Galerien
Galerien – moderne Kunst mit Andy Warhol
Eine Galerie ist seit etwa 400 Jahren der Begriff für einen Ort, an dem Kunst präsentiert wird, früher vorzugsweise Porträts und Landschaftsbilder, ist heute sehr oft moderne Kunst vertreten. Eine der berühmtesten Galerien ist sicher das, sich in Paris befindende, Louvre. Dieses war ein Teil des königlichen Palastes, heute beherbergt es mehr als 350.000 Kunstwerke.

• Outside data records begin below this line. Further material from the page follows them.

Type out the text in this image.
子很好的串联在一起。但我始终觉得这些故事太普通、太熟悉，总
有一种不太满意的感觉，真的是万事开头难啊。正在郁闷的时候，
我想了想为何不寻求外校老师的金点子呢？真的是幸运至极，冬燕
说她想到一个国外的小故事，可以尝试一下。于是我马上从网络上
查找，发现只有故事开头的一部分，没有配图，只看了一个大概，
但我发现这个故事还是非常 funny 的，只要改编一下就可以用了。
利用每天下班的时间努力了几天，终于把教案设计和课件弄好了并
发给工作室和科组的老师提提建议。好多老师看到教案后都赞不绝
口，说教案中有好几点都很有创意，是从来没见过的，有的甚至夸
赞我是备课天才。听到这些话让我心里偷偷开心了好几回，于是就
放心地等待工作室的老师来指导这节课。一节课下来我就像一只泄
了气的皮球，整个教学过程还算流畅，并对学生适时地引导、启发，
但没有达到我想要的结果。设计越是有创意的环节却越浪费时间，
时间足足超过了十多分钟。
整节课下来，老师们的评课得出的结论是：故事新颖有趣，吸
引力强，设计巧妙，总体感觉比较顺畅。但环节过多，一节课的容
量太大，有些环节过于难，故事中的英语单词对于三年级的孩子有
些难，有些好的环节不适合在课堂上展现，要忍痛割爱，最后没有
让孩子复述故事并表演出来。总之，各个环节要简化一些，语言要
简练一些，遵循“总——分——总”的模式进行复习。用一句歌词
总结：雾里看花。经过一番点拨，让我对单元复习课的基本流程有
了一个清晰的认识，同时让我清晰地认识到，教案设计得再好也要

Galerien können heutzutage sehr vielseitige Ausstellungsorte haben. Beispielsweise eine Lagerhalle, ein zerbombter Hinterhof oder, auch klassisch, ein großes, helles Gebäude. Aktuell wird auch das Internet genutzt um moderne Kunst, wie sie Andy Warhol produziert hat, zu verbreiten und zu veräußern.

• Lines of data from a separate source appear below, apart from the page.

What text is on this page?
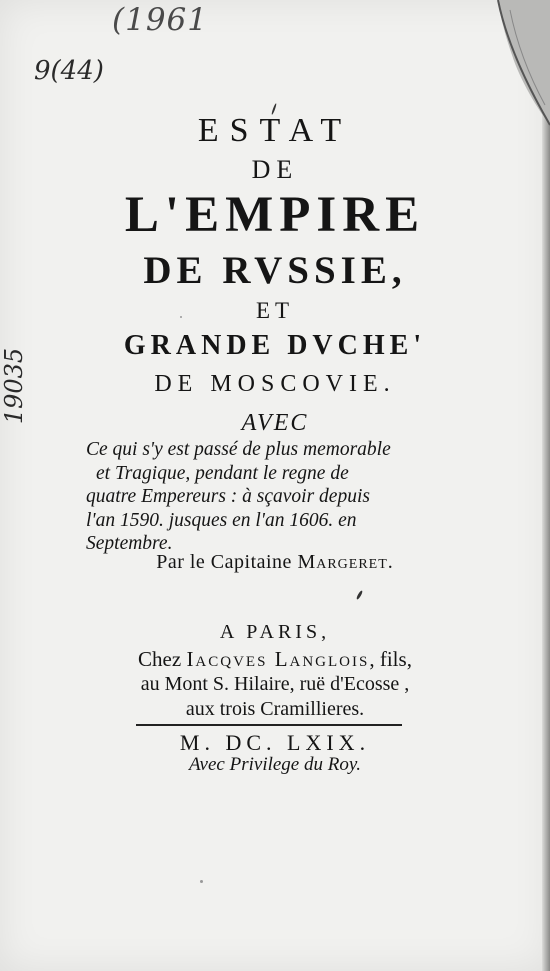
(1961
9(44)
19035
ESTAT
DE
L'EMPIRE
DE RVSSIE,
ET
GRANDE DVCHE'
DE MOSCOVIE.
AVEC
Ce qui s'y est passé de plus memorable
et Tragique, pendant le regne de
quatre Empereurs : à sçavoir depuis
l'an 1590. jusques en l'an 1606. en
Septembre.
Par le Capitaine Margeret.
A PARIS,
Chez Iacqves Langlois, fils,
au Mont S. Hilaire, ruë d'Ecosse ,
aux trois Cramillieres.
M. DC. LXIX.
Avec Privilege du Roy.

Andy Warhol war einer der erfolgreichsten Werbegrafiker am Ende der 1950er Jahre. Mit der Entdeckung der Siebdrucktechnik änderten sich seine künstlerischen Arbeiten. Seine wohl bekanntesten Werke sind die Campbell Suppendosen, ebenso ist er berühmt für seine farblich gestalteten Marilyn Monroe Drucke, die gleichzeitig oft für den Beginn der modernen Kunst gehalten werden. Aber auch Fotografien werden vielfach zur modernen Kunst gezählt.
Moderne Kunst als Aussage
Dies ist jedoch nicht ganz richtig, denn moderne Kunst bezeichnet bereits die Zeit der ersten Hälfte des 20sten Jahrhunderts, darunter fallen z.B. Expressionismus, Kubismus und Futurismus. Diese zählten, unter anderen, im dritten Reich als entartete Kunst und wurden vernichtet und verboten. Andy Warhol war ein Vertreter der Pop-Art, damit kann man sagen, seine Hochphase war die Zeit, in der sich diese Art von moderner Kunst bereits etabliert hatte. Sein persönlicher Fingerabdruck zeichnete sich aus, in dem er während seiner Eröffnungen der Galerien Doubles von sich engagierte, um unentdeckt zu bleiben sowie sich vor Attentaten zu schützen.